Premier Li Keqiang led a State Council meeting and sent out a clear signal of another round of policy easing for the second time this year, says a research report by Gao Hua Economics Research.
The State Council meeting laid out a few initiatives, including accelerating major investment projects outlined in the 13th Five-Year Plan, further encouraging social capital to participate in projects, pushing for innovate financing channels, and rolling out more policy measures on utilizing foreign capital.
In addition, the State Council announced last week that inspection teams will be sent out to ensure projects are carried out on the ground on a timely basis.
These two events are important signals that the Chinese government intends to loosen cyclical policy for the second time this year, says the report.
After a round of aggressive easing at the start of the year, which significantly boosted activity growth but at the perceived expense of faster money and credit growth and higher inflation, the policy stance normalized from April.
The decision to step up policy support again now is likely the result of renewed weakness in activity growth, especially in fixed asset investment growth.

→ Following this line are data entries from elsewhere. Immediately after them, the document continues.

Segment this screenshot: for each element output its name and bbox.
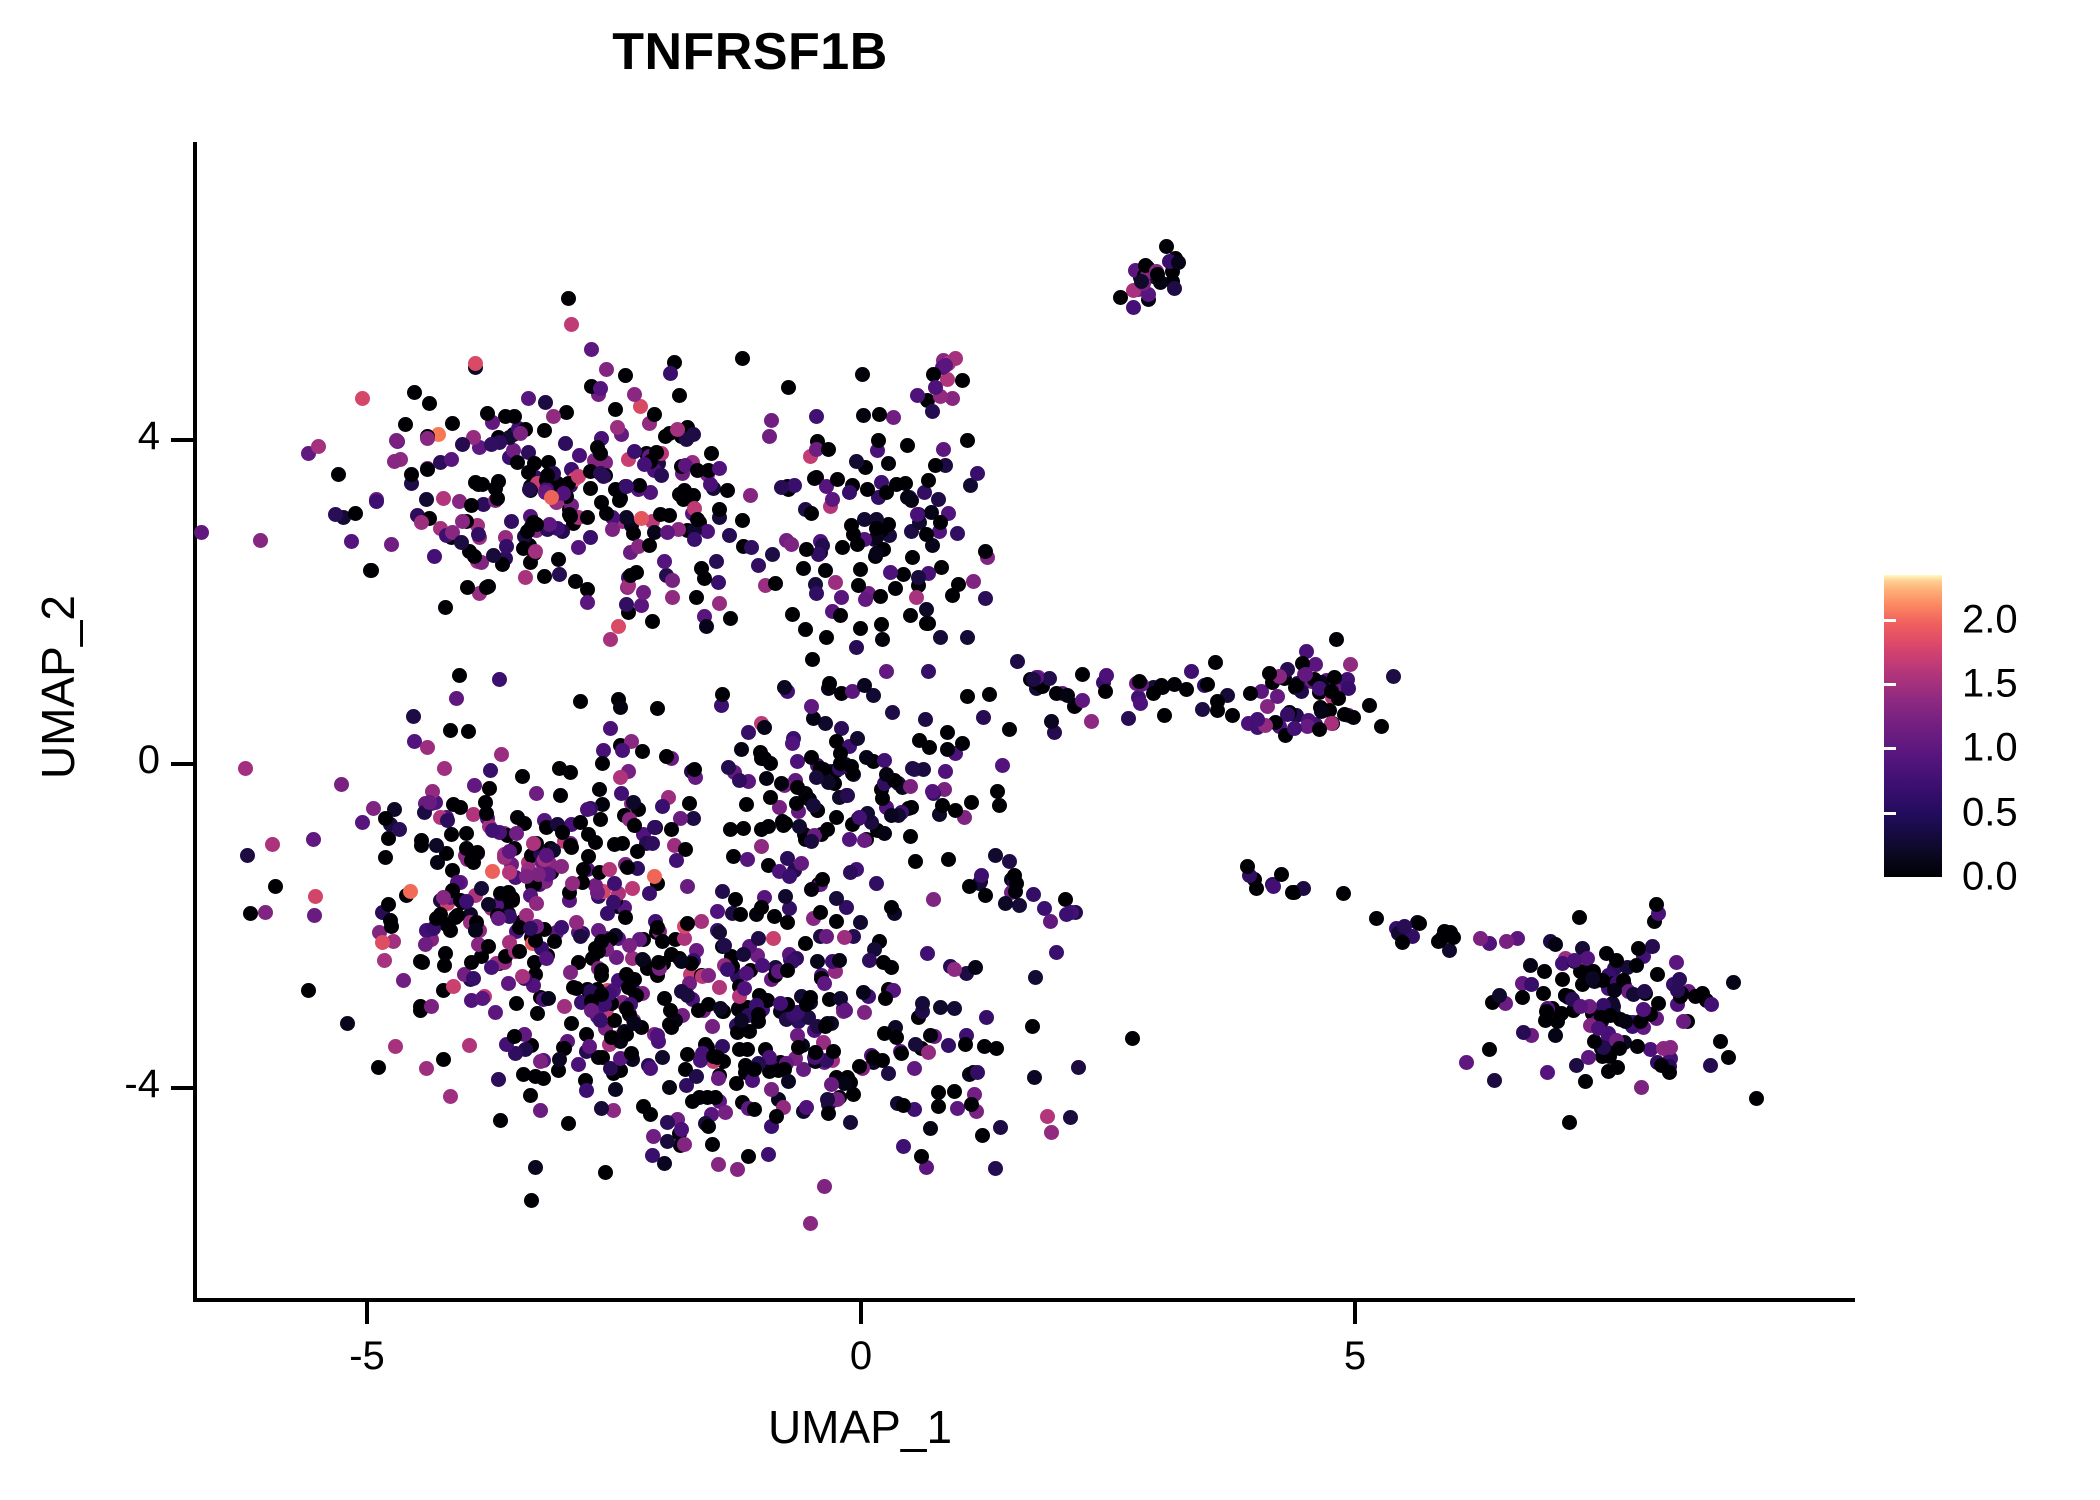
scatter-point [464,853,479,868]
scatter-point [639,836,654,851]
scatter-point [1601,981,1616,996]
scatter-point [921,566,936,581]
scatter-point [580,510,595,525]
scatter-point [331,467,346,482]
scatter-point [471,477,486,492]
scatter-point [689,943,704,958]
scatter-point [751,1056,766,1071]
scatter-point [825,1053,840,1068]
scatter-point [819,1053,834,1068]
scatter-point [680,523,695,538]
scatter-point [948,351,963,366]
scatter-point [764,1059,779,1074]
scatter-point [938,764,953,779]
scatter-point [1589,1015,1604,1030]
scatter-point [689,1069,704,1084]
scatter-point [501,976,516,991]
scatter-point [530,1006,545,1021]
scatter-point [705,1019,720,1034]
scatter-point [488,493,503,508]
scatter-point [608,928,623,943]
scatter-point [794,856,809,871]
scatter-point [467,778,482,793]
scatter-point [712,1068,727,1083]
scatter-point [853,915,868,930]
scatter-point [619,597,634,612]
scatter-point [568,574,583,589]
scatter-point [590,885,605,900]
scatter-point [1133,696,1148,711]
scatter-point [651,456,666,471]
scatter-point [1581,1050,1596,1065]
scatter-point [611,1030,626,1045]
scatter-point [925,538,940,553]
scatter-point [1274,867,1289,882]
scatter-point [1146,686,1161,701]
scatter-point [760,993,775,1008]
legend-tick-mark [1884,747,1896,750]
scatter-point [900,490,915,505]
scatter-point [389,433,404,448]
scatter-point [422,795,437,810]
scatter-point [1250,720,1265,735]
scatter-point [729,1076,744,1091]
scatter-point [1548,1028,1563,1043]
scatter-point [1324,684,1339,699]
scatter-point [599,506,614,521]
scatter-point [436,983,451,998]
scatter-point [539,820,554,835]
scatter-point [979,1010,994,1025]
scatter-point [637,457,652,472]
scatter-point [859,750,874,765]
scatter-point [524,848,539,863]
scatter-point [735,1095,750,1110]
scatter-point [634,511,649,526]
scatter-point [1651,906,1666,921]
scatter-point [875,791,890,806]
scatter-point [794,989,809,1004]
scatter-point [1583,1018,1598,1033]
scatter-point [941,356,956,371]
scatter-point [808,1045,823,1060]
scatter-point [763,790,778,805]
scatter-point [584,342,599,357]
scatter-point [1498,996,1513,1011]
scatter-point [829,914,844,929]
scatter-point [852,810,867,825]
scatter-point [544,490,559,505]
scatter-point [492,672,507,687]
scatter-point [472,440,487,455]
scatter-point [816,1035,831,1050]
scatter-point [420,461,435,476]
scatter-point [306,832,321,847]
scatter-point [449,691,464,706]
scatter-point [1515,990,1530,1005]
scatter-point [571,955,586,970]
scatter-point [978,591,993,606]
scatter-point [613,491,628,506]
scatter-point [529,896,544,911]
scatter-point [551,1063,566,1078]
scatter-point [751,558,766,573]
scatter-point [607,876,622,891]
scatter-point [497,955,512,970]
scatter-point [1625,1019,1640,1034]
scatter-point [621,980,636,995]
scatter-point [1638,986,1653,1001]
scatter-point [911,507,926,522]
scatter-point [480,811,495,826]
scatter-point [908,854,923,869]
scatter-point [1578,1074,1593,1089]
scatter-point [928,458,943,473]
scatter-point [525,936,540,951]
scatter-point [505,891,520,906]
scatter-point [1595,973,1610,988]
scatter-point [790,754,805,769]
scatter-point [489,898,504,913]
scatter-point [633,399,648,414]
scatter-point [834,721,849,736]
scatter-point [1662,1065,1677,1080]
scatter-point [1258,718,1273,733]
scatter-point [1670,983,1685,998]
scatter-point [1650,967,1665,982]
scatter-point [1374,719,1389,734]
scatter-point [1596,998,1611,1013]
scatter-point [1141,292,1156,307]
scatter-point [647,407,662,422]
scatter-point [1726,975,1741,990]
scatter-point [761,858,776,873]
scatter-point [1324,716,1339,731]
scatter-point [1064,905,1079,920]
scatter-point [510,455,525,470]
scatter-point [886,983,901,998]
scatter-point [641,1058,656,1073]
scatter-point [553,788,568,803]
scatter-point [988,1161,1003,1176]
scatter-point [919,527,934,542]
scatter-point [573,694,588,709]
scatter-point [627,444,642,459]
scatter-point [694,561,709,576]
scatter-point [700,1040,715,1055]
scatter-point [671,522,686,537]
scatter-point [1558,988,1573,1003]
scatter-point [468,356,483,371]
scatter-point [1617,978,1632,993]
scatter-point [579,1044,594,1059]
scatter-point [1369,911,1384,926]
scatter-point [843,1075,858,1090]
scatter-point [777,778,792,793]
scatter-point [885,705,900,720]
scatter-point [978,544,993,559]
scatter-point [445,883,460,898]
scatter-point [1068,905,1083,920]
scatter-point [687,501,702,516]
scatter-point [468,888,483,903]
scatter-point [968,960,983,975]
scatter-point [328,507,343,522]
scatter-point [636,827,651,842]
scatter-point [630,861,645,876]
scatter-point [921,1045,936,1060]
scatter-point [674,459,689,474]
scatter-point [758,578,773,593]
scatter-point [730,1025,745,1040]
scatter-point [1023,672,1038,687]
scatter-point [526,978,541,993]
scatter-point [856,985,871,1000]
scatter-point [864,1048,879,1063]
scatter-point [823,764,838,779]
scatter-point [804,834,819,849]
x-tick-label: -5 [287,1334,447,1379]
scatter-point [970,1065,985,1080]
scatter-point [725,959,740,974]
scatter-point [383,913,398,928]
scatter-point [430,855,445,870]
scatter-point [903,608,918,623]
scatter-point [483,763,498,778]
scatter-point [563,765,578,780]
scatter-point [823,499,838,514]
scatter-point [849,454,864,469]
scatter-point [439,528,454,543]
scatter-point [838,757,853,772]
scatter-point [926,786,941,801]
scatter-point [881,1066,896,1081]
scatter-point [562,502,577,517]
scatter-point [1515,976,1530,991]
scatter-point [680,988,695,1003]
scatter-point [437,958,452,973]
y-axis-title: UMAP_2 [31,367,85,1007]
scatter-point [914,1041,929,1056]
scatter-point [675,1008,690,1023]
scatter-point [1327,670,1342,685]
scatter-point [839,788,854,803]
scatter-point [563,965,578,980]
scatter-point [443,723,458,738]
scatter-point [613,1051,628,1066]
scatter-point [778,816,793,831]
scatter-point [1442,943,1457,958]
scatter-point [948,803,963,818]
scatter-point [524,519,539,534]
scatter-point [975,1128,990,1143]
scatter-point [1040,1109,1055,1124]
scatter-point [1538,1013,1553,1028]
scatter-point [960,630,975,645]
scatter-point [974,868,989,883]
scatter-point [655,1050,670,1065]
scatter-point [523,555,538,570]
scatter-point [605,510,620,525]
scatter-point [712,596,727,611]
scatter-point [632,932,647,947]
scatter-point [378,811,393,826]
scatter-point [501,906,516,921]
scatter-point [618,368,633,383]
scatter-point [566,980,581,995]
scatter-point [1313,700,1328,715]
scatter-point [1688,989,1703,1004]
scatter-point [938,458,953,473]
scatter-point [963,478,978,493]
scatter-point [697,609,712,624]
scatter-point [1294,684,1309,699]
scatter-point [852,1059,867,1074]
scatter-point [491,911,506,926]
scatter-point [384,919,399,934]
scatter-point [980,550,995,565]
scatter-point [1672,972,1687,987]
scatter-point [680,420,695,435]
scatter-point [253,533,268,548]
scatter-point [686,427,701,442]
scatter-point [497,826,512,841]
scatter-point [1582,999,1597,1014]
scatter-point [643,1061,658,1076]
scatter-point [463,907,478,922]
scatter-point [414,838,429,853]
y-axis-line [193,142,197,1302]
scatter-point [492,956,507,971]
scatter-point [460,580,475,595]
scatter-point [384,537,399,552]
scatter-point [1296,881,1311,896]
scatter-point [640,961,655,976]
scatter-point [822,992,837,1007]
scatter-point [599,931,614,946]
scatter-point [937,782,952,797]
scatter-point [1704,997,1719,1012]
scatter-point [817,1055,832,1070]
scatter-point [308,889,323,904]
scatter-point [785,954,800,969]
scatter-point [729,1018,744,1033]
scatter-point [662,508,677,523]
scatter-point [813,545,828,560]
scatter-point [736,539,751,554]
scatter-point [705,1137,720,1152]
scatter-point [674,429,689,444]
scatter-points-layer [0,0,2100,1500]
scatter-point [492,825,507,840]
scatter-point [839,900,854,915]
scatter-point [787,478,802,493]
scatter-point [908,1037,923,1052]
scatter-point [821,681,836,696]
scatter-point [488,481,503,496]
scatter-point [591,923,606,938]
scatter-point [810,803,825,818]
scatter-point [523,1088,538,1103]
scatter-point [630,844,645,859]
scatter-point [754,822,769,837]
scatter-point [404,476,419,491]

Contrary to many other policy announcements, these two events can make a significant difference in the near future as they can affect the two most important barriers to faster fixed asset investment growth: willingness and ability to invest.
The inspection teams sent out by the central government will force lower-level officials to carry out their duties.
The ability to invest is mainly a question of funding – project approvals have become much less important than before the current leadership took over in 2013, as the government made the approval process much easier.
The key focus of the funding is likely to be off budget quasi-fiscal supports via policy banks. This funding has the practical advantage that it doesn’t make the budget deficit appear to be too large, and is relatively easily controllable by the government.
As a result, fixed asset investment growth and broad economic activity growth are likely to show improvements in the coming months, though September monthly data may still be on the weak side.
Last year, cyclical policy was also loosened in September, and it was only in November that clear signs of a rebound in growth were shown.
China may also consider one or more bank reserve requirement ratio cuts, especially if the amount of forex outflows increases further. With the G20 Summit out of the way, currency depreciation and capital outflows are likely to resume, says the report.